Disclaimer : Riviera est l'oeuvre de Neil Jordan.

Résumé : La première fois que Christos but, il avait quinze ans. [Riviera]

Note de l'auteur : Cet OS a été réalisé pendant l'atelier d'écriture sur le discord « La Fabrique à Plumes » de Kinaï qui a eu lieu le 02/07/2021, sur le thème des premières fois. Prompt 4 : Raconter la première fois que votre perso a bu de l'alcool (contexte, causes, conséquences, etc.)
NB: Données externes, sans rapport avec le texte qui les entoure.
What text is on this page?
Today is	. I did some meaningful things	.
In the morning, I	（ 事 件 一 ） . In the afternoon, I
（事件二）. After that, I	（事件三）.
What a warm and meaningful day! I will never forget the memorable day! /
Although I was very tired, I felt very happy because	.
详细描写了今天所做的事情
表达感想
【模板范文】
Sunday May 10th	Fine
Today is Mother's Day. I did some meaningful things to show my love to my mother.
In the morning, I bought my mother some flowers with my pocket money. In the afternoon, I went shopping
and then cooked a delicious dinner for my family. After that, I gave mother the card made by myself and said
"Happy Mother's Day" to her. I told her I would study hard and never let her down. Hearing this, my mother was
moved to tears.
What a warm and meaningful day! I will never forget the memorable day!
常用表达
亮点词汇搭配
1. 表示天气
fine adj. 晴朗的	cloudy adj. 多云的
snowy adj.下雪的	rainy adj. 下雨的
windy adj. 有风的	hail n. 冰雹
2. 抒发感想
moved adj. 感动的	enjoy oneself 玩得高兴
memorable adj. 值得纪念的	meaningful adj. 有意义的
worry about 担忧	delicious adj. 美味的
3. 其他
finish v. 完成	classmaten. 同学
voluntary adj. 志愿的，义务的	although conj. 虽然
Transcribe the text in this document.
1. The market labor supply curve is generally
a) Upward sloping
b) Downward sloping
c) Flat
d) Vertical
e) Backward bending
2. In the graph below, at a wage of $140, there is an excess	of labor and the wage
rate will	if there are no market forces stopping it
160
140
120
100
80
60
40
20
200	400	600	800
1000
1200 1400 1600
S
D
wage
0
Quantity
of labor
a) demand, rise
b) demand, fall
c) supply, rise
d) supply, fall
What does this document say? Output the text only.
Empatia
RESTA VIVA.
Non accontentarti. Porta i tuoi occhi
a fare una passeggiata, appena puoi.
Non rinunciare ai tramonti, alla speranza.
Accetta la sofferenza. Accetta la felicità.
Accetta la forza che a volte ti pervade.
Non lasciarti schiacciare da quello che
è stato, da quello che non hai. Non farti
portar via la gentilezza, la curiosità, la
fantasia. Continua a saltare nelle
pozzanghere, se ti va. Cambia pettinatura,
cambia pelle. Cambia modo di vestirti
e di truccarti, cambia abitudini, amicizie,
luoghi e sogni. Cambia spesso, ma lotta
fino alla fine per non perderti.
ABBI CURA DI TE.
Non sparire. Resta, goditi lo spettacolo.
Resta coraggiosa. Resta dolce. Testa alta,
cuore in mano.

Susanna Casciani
Liste du Discord « Les défis galactiques » : De secondaire à principal : Christos Clios

Au fond d'un verre

Christos n'aimait pas l'alcool. Et du haut de ses quinze ans, il n'avait jamais bu une goutte. Il trouvait déjà l'odeur désagréable alors il en imaginait aisément le goût. Et pourtant, alors qu'il n'avait jamais touché à une boisson alcoolisée, une fois seul chez lui, il ouvrit le bar dans le bureau de son père et se servit un whisky. Il l'avait vu faire tellement de fois qu'il savait exactement comment le verser. Il prit une gorgée, fit la moue tant il trouvait ça ignoble. Cependant, il finit son verre et s'en prépara de suite un autre. Il n'irait pas au-delà de deux, il se le promit. Mais désormais, il comprenait mieux pourquoi les adultes consommaient cette merde. Parce qu'elle aidait à anesthésier la douleur.

Il n'avait que quinze ans et il en éprouvait déjà le besoin.

Lui qui n'était ni particulièrement populaire ni spécialement sportif, il avait plu à une fille. Elle avait été gentille avec lui. Elle s'était intéressée à lui. Elle avait rit à ses blagues, aussi pourries fussent-elles. Il avait ressenti une connexion, un lien, quelque chose de si fort qu'il envisageait la possibilité d'un premier grand amour et il lui avait donc offert son cœur en plus de sa virginité. Puis elle avait disparu. Plus de son. Plus d'image. Jusqu'à ce qu'il la retrouve et qu'il apprenne la vérité :

Elle ne l'aimait pas, ne l'avait jamais aimé, il n'avait été qu'un travail pour elle.

Sa propre mère avait payé une prostituée pour séduire son fils et en faire un homme.

Parce qu'apparemment, n'avoir jamais eu de copine à quinze ans, ne jamais avoir fait l'amour à quinze ans, était une tare pour celui qui devait héritier de l'empire financier familial.

Sa mère lui avait fait comprendre que personne ne pourrait l'aimer pour lui, il n'était pas assez bien, ne serait jamais assez bien pour qu'on puisse l'apprécier pour autre chose que son cul ou son porte-feuille. Qui il était n'était pas assez bien pour elle, un fils gauche, timide et puceau était une honte.

Alors oui, il s'était enfermé dans le bureau paternel, buvait sans doute le mauvais alcool pour commencer à boire comme les adultes mais en attendant, il n'avait rien trouvé d'autre pour soulager son cœur brisé. La brûlure dans sa gorge avait le mérite de lui faire oublier la gifle de la trahison, l'envie de mourir qui le tenaillait. Puisque les bras parentaux lui étaient interdits parce qu'il devait se montrer plus viril, plus fort, selon un schéma archaïque, autant se tourner vers ceux crées par les degrés dans l'ambre liquide qu'il avalait. Ceux-là ne lui feraient pas ce genre de coup de pute. Ceux-là ne mentaient pas. Ceux-là étaient peut-être les seuls amis sincères, les seules amantes fidèles, qu'il aurait jamais.